4 Kasım 2009 Çarşamba

Deniz

Sağdaki karaltı benim parmağım, ben ordaydım diyen. Gözlerim yetmemiş tanıklığa, gördüğümün içinde ben de olmalıyım der gibi. yeniden...

Oradayım, parmak ile olmasa da, can ile kanla olmasa da; kısmen, ruhen, vücudumdan ayrı. Hala tenime vuruyor dalgaları, o denizin, o kıyının; orada olmadan, parçasıyım bunca güzelliğin, ama gözükmeden, rahatsız etmeden, şimdi burada kendini fazlalık gören kendime ve kendimi.

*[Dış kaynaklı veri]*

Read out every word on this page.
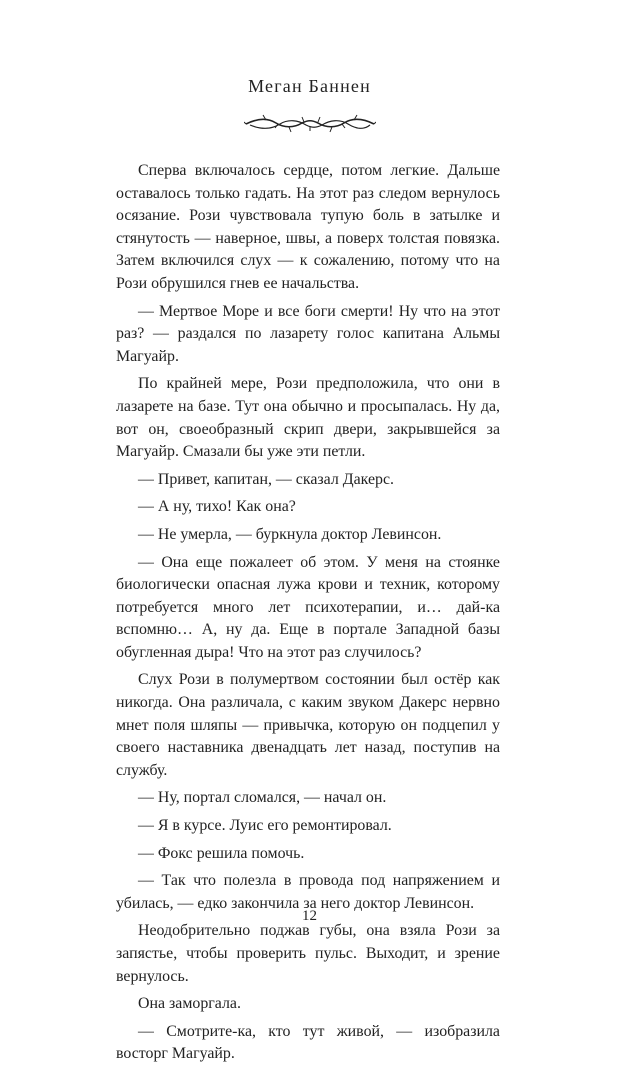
Меган Баннен

Сперва включалось сердце, потом легкие. Дальше оставалось только гадать. На этот раз следом вернулось осязание. Рози чувствовала тупую боль в затылке и стянутость — наверное, швы, а поверх толстая повязка. Затем включился слух — к сожалению, потому что на Рози обрушился гнев ее начальства.

— Мертвое Море и все боги смерти! Ну что на этот раз? — раздался по лазарету голос капитана Альмы Магуайр.

По крайней мере, Рози предположила, что они в лазарете на базе. Тут она обычно и просыпалась. Ну да, вот он, своеобразный скрип двери, закрывшейся за Магуайр. Смазали бы уже эти петли.

— Привет, капитан, — сказал Дакерс.

— А ну, тихо! Как она?

— Не умерла, — буркнула доктор Левинсон.

— Она еще пожалеет об этом. У меня на стоянке биологически опасная лужа крови и техник, которому потребуется много лет психотерапии, и… дай-ка вспомню… А, ну да. Еще в портале Западной базы обугленная дыра! Что на этот раз случилось?

Слух Рози в полумертвом состоянии был остёр как никогда. Она различала, с каким звуком Дакерс нервно мнет поля шляпы — привычка, которую он подцепил у своего наставника двенадцать лет назад, поступив на службу.

— Ну, портал сломался, — начал он.

— Я в курсе. Луис его ремонтировал.

— Фокс решила помочь.

— Так что полезла в провода под напряжением и убилась, — едко закончила за него доктор Левинсон.

Неодобрительно поджав губы, она взяла Рози за запястье, чтобы проверить пульс. Выходит, и зрение вернулось.

Она заморгала.

— Смотрите-ка, кто тут живой, — изобразила восторг Магуайр.

12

Bir numara büyük hayallerde değilim, bak hala, ne isteklerim var, ne de büyük büyük hedeflerim, yollarında da yanmıyorum bak hala; sadece huzur ve bu resim, benden biraz daha ama denizden çok çok fazla; bu dinginlik, sıcak ve tuz...

Deniz çocuğuyum ben. Sanki yılların azınlıktaki günlerini o denizlere vermişim, bir yanından girerken, çıkışım da kendimden bırakmışım içine. Bir keresinde, okul başlamadan, annanemlerin yazlığında iken, küçük dayımla son pazarı denizde değerlendirmiştik. Ben okula başlarken yıkanmamıştım, sanki o tuz, o elleri değmiş ten; denizin bana bırakığı şanlı bir madalyaymış gibi. Rahatsız da etmemişti, bir kaç gece dalgaların deplasmanda yaşatıldığı bir yatakta uyumuştum, martı sesleri yoktu tek, o da rüyalarımda idi; konserve.

Şimdi bu kent, denizden az da olsa uzak ya, acıtıyor bazen bu beni. Sanki burada kökleri olmayan bir ağaç gibi kalıyorum, ortasında betonun, yeşili de olmasa tümden işkencem olur; paralı ama rezilliği mecburiyetimde saklı sanki... Özlüyorum, bir Alsancak'ı olmalı bir Çeşme'si, Mudanya'sı yetmiyor gibi...

İçimde kalıyor bütün denizler, böylece, içime vuruyor dalgaları.